Authors: Margaret Irwin
So Arran was losing his head over the Queen, was he? What chance was there that he might work against himself, Bothwell, with her? But Arran, no, that gawk, with the lank untidy hair, he was too futile, Bothwell decided, to have any effect on his fortunes.
Those fortunes were surely at the crux of his career. His chances in his own country, on the face of it, were pretty small, with the Lords of the Congregation in power. The Regent had been his only powerful friend, and his faithful and forcible service of her as faithfully rewarded –
‘And well it might be!’ he suddenly broke out, as the wine glowed more and more warmly in his stomach, and the comfortable dusk dimmed the faces of his companions, so that d’Oysel’s seemed only that of a large pink moon rising through the early autumn mists, and Seton’s the sharp profile of some distant rock; ‘it’s not only
Scotland, it’s France, Denmark and Germany, aye,
and
England, to her cost, who have recognised me as the handiest servant of the Scottish Crown. But now that the Regent’s dead, all that that will do is to make me a marked man for my enemies. And they are now running the government of Scotland!’
‘You don’t suffer from too small an opinion of yourself,’ came in a growl from the distant rock.
‘It is known,’ came in soft agreement from the moon.
But the young man was hot on his career, that career of such enormous, glorious importance that it was inconceivable that the others could be with equal eagerness considering theirs. Nor could anything be strong enough to down it.
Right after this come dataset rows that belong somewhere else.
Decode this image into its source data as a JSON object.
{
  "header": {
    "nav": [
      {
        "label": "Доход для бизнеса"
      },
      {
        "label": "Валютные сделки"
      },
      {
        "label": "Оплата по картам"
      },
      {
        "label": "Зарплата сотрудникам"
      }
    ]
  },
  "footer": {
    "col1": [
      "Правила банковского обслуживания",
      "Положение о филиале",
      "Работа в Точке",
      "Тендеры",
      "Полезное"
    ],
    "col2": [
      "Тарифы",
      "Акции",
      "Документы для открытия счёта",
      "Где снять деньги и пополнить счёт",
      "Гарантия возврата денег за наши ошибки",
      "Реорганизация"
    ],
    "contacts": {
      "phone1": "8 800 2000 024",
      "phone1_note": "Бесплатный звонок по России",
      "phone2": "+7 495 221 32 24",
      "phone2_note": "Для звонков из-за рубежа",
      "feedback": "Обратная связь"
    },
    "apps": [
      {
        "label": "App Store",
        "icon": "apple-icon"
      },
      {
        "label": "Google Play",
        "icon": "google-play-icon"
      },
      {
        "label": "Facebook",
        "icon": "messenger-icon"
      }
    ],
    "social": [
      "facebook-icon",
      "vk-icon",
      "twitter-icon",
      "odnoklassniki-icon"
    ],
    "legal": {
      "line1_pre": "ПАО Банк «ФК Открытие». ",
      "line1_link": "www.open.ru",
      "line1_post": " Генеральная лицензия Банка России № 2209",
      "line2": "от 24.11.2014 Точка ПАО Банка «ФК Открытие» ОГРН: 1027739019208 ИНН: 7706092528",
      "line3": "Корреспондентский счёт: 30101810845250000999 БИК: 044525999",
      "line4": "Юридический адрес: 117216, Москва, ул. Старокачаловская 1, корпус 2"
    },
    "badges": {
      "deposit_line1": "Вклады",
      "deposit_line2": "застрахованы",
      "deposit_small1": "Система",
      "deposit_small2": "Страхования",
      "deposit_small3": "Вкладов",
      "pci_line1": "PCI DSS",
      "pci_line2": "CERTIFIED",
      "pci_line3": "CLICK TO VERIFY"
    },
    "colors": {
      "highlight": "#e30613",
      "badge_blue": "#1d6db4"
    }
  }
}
‘If Scotland’s finished for me, who cares? There is the rest of the world. My ancestors travelled to Egypt and the Holy Land, my father lived in London and Venice. And I’ve clinked glasses with the Danish King, and his was big enough to float a turbot; I’ve seen the sun at midnight and chased pirates up the Norwegian fiords. That’s a good life, a pirate’s.’
‘I’ve no doubt it would suit you fine,’ said Seton, with a wink at d’Oysel.
‘It would,’ said Bothwell simply. ‘There’s an old Roman writer in my library at home’ – he paused for the effect this should have on his companions – ‘who says of them: “The sea is their school of war and the storm their friend; they are sea-wolves that live on the pillage of the world.”’
‘I take it the book is a translation,’ came that dry, exasperating voice again.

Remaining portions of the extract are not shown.